Rikki, a young West Virginia state worker, told the WSWS, “Do not think they [the teachers] are accepting this. Teachers are saying they are not going back until they have something in writing. People are very angry. This has inspired the teachers in Kentucky to oppose their conditions. I think you have the beginning of a movement taking place.”
A school worker in Raleigh County in the southern coalfields said, “We are coming out [Thursday and Friday]. There will be no work at my school. We should stay out until we get PEIA paid. We had an agreement on PEIA, a contract and a promise. Then they put the insurance up so high and said we had to include our husbands’ income—no, no, no! Then they wanted us to wear a bracelet and count our steps and make our insurance based on our steps. They have jacked up the insurance so much!
“I do not agree with the union. They sold us out too fast. I was surprised the unions would go for this.”

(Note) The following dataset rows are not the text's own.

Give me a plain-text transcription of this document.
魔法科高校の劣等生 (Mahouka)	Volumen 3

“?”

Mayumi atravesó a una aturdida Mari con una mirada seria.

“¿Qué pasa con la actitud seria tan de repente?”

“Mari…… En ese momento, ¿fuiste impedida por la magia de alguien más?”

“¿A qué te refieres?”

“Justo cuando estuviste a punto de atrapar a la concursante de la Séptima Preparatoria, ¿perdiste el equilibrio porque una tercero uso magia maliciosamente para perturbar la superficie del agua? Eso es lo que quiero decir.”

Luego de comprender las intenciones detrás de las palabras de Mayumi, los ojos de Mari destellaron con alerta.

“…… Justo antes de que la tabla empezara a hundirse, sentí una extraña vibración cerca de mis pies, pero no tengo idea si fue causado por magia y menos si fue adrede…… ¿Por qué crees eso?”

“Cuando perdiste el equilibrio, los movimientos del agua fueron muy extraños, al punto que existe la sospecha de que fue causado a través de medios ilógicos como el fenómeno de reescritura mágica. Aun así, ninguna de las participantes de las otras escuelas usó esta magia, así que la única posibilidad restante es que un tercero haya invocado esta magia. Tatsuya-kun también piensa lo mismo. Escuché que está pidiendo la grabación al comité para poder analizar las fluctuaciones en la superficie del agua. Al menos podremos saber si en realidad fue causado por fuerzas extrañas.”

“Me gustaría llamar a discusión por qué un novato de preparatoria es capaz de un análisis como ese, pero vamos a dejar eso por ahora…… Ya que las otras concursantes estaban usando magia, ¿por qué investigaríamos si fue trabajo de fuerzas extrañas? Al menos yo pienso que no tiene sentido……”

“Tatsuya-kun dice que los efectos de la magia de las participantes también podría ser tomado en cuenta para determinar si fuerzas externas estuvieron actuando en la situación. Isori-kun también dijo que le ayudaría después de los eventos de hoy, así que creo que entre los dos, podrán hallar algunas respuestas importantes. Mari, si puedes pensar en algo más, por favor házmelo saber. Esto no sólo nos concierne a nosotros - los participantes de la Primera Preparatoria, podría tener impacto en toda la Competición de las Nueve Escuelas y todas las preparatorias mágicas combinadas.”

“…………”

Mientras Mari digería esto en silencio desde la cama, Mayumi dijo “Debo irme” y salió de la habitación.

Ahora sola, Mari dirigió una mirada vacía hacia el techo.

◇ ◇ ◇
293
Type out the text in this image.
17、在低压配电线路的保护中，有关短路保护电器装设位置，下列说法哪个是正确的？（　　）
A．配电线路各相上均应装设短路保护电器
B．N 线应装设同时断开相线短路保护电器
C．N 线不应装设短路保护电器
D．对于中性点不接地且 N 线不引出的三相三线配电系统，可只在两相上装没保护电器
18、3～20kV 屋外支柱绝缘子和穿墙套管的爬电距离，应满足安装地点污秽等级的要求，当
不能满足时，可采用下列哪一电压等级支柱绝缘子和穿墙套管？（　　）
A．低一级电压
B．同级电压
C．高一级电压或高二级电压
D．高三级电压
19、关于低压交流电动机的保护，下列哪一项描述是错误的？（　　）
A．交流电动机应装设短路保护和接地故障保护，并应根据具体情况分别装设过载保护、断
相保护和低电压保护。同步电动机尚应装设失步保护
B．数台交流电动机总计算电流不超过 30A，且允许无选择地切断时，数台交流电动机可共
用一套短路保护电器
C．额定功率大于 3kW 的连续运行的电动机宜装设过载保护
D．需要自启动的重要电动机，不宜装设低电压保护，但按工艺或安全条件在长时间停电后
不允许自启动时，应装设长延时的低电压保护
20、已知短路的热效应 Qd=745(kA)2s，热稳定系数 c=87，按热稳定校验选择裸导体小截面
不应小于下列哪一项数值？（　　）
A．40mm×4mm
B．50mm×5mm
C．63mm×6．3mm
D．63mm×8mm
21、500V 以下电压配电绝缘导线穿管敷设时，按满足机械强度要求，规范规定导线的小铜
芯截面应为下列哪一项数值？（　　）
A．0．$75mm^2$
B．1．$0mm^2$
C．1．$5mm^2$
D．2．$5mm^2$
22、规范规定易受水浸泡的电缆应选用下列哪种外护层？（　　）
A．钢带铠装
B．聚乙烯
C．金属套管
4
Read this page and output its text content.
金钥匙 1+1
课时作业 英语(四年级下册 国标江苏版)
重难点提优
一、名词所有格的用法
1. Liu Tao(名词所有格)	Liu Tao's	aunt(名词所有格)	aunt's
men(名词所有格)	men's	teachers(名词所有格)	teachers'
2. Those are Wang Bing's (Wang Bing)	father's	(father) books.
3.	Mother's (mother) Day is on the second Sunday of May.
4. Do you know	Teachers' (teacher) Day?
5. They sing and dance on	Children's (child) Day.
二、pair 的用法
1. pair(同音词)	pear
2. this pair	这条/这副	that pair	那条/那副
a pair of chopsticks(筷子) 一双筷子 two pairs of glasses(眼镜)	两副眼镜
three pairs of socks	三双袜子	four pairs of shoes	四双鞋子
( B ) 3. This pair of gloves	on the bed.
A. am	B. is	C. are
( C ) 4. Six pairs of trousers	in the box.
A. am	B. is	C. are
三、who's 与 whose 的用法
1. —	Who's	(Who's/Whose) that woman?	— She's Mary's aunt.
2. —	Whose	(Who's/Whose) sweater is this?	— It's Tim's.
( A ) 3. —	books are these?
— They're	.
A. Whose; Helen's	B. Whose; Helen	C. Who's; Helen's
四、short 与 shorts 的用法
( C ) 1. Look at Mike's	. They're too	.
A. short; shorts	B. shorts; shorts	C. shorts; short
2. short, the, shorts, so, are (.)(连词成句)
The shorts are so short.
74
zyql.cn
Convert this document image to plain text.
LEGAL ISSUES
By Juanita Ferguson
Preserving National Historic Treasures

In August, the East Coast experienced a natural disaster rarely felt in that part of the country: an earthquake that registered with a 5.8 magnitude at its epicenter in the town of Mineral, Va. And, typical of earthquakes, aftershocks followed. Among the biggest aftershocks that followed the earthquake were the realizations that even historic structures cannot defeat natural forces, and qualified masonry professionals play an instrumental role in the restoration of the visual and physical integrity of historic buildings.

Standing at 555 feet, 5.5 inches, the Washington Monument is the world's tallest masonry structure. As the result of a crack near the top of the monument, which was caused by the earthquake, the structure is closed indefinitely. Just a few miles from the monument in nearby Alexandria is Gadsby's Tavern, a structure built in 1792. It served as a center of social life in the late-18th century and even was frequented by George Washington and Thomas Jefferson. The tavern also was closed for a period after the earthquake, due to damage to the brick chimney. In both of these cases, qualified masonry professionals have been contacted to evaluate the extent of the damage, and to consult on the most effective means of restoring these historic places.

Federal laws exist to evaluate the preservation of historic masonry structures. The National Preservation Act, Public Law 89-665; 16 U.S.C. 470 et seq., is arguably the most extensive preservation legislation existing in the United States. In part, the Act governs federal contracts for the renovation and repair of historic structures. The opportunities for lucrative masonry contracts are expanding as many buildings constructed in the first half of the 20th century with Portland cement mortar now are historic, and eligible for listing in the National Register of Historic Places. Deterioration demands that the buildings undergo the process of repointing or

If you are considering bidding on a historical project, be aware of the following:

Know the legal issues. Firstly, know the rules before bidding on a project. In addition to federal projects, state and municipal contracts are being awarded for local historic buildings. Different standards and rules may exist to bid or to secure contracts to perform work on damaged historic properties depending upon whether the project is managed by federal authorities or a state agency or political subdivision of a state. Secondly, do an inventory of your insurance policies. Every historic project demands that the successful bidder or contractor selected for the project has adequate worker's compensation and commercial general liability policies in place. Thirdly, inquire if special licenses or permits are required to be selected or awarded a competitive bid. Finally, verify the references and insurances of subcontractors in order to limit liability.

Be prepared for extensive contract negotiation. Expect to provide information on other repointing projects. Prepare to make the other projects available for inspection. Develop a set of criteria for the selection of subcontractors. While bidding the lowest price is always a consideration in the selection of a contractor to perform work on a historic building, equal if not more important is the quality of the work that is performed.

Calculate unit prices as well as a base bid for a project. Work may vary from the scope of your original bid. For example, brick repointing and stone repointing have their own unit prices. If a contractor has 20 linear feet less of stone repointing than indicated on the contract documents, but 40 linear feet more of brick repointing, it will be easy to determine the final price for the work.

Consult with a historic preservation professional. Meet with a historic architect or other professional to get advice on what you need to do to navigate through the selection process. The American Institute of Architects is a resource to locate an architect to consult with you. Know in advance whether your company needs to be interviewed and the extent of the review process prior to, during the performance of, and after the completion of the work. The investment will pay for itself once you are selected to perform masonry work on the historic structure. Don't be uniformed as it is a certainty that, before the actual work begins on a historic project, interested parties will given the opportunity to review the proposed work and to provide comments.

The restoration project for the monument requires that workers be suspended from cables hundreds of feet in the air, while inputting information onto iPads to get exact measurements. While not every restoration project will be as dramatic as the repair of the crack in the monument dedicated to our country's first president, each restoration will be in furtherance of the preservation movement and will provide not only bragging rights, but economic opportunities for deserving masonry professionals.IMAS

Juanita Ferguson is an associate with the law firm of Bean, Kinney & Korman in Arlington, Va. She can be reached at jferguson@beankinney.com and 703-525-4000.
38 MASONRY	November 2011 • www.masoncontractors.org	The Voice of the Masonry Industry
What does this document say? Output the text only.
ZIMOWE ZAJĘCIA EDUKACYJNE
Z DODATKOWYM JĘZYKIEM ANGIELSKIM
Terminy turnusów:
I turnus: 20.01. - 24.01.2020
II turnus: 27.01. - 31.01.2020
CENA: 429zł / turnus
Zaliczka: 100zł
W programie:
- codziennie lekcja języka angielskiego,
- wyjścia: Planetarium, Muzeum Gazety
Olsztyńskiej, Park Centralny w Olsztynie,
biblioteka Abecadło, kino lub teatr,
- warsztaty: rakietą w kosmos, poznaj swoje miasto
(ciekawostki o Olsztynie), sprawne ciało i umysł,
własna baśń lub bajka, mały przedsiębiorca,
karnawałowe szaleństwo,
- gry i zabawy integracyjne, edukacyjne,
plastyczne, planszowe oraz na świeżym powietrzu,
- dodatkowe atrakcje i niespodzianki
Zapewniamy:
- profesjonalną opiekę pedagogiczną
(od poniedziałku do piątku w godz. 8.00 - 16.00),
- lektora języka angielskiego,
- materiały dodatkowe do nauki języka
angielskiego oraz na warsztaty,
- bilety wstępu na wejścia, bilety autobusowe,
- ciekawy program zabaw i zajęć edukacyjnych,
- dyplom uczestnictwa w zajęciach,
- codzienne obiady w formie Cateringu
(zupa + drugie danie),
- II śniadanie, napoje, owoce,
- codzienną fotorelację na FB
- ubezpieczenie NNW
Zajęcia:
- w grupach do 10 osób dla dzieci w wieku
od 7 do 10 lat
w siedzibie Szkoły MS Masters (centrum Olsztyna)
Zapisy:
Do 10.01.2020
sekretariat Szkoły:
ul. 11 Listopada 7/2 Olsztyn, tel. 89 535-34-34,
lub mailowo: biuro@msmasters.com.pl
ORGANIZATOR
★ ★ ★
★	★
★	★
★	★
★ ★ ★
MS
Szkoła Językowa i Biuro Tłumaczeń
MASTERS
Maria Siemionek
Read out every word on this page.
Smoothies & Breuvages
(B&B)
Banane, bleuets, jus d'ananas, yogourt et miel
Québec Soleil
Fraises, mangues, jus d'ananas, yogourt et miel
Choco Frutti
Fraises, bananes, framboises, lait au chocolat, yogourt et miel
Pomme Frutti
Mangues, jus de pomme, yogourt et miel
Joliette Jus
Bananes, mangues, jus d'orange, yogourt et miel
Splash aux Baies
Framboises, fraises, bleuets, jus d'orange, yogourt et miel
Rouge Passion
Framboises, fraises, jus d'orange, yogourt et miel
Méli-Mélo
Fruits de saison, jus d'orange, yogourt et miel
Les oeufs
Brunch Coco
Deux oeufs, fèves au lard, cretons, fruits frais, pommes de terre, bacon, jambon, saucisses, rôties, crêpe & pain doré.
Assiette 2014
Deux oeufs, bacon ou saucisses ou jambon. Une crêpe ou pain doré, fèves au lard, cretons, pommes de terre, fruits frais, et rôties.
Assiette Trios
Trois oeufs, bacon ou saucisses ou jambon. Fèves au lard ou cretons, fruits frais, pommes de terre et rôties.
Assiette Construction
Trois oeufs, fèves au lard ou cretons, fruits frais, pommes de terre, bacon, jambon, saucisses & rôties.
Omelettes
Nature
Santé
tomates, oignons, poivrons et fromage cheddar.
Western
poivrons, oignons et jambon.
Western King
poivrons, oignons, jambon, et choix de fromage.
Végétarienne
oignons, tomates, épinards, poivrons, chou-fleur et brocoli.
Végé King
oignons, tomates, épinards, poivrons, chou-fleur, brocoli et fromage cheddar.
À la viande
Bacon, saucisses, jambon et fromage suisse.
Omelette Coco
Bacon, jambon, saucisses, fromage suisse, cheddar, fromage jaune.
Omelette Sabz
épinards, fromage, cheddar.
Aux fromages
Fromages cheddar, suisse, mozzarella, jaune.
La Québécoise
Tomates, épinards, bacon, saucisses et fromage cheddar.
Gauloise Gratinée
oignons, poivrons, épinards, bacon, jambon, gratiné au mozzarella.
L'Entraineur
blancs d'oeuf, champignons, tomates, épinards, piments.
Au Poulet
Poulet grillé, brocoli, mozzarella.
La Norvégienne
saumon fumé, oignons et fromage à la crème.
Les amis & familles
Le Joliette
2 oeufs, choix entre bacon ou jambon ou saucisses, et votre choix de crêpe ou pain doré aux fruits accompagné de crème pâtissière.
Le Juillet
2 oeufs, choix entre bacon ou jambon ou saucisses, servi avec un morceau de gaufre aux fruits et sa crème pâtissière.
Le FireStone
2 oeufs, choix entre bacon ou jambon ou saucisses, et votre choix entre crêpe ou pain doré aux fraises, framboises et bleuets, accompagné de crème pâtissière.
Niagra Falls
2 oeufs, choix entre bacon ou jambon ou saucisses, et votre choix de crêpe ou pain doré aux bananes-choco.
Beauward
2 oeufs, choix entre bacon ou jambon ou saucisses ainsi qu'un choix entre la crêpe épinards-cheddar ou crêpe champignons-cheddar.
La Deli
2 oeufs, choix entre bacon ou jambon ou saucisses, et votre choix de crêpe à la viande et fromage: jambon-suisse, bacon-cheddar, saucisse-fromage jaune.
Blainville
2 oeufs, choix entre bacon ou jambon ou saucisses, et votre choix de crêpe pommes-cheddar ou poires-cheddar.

Diana, a social studies teacher, said, “This is history being made. We are in this heavy-hearted because it’s our children. They portray us as money-hungry, but they are taking all our pay raises for PEIA. We work in a poverty-stricken area. I couldn’t tell you how much money I pay out of my pocket. The last time I counted, it was over $2,000. These kids don’t have the things they need.
“OK, it’s breaking the law [to strike], but the founding fathers broke the law to make the American Revolution, the civil rights movement broke the law, Mother Jones and the coal miners—they were all breaking the law.
“Do we feel betrayed? Yes we do. At the same time, we want to believe that we are being heard. However, today at the Capitol I heard a lot of teachers saying that if we are forced back to work, they are pulling their memberships [in the unions] tomorrow. They need to show us good faith and we didn’t see it today.”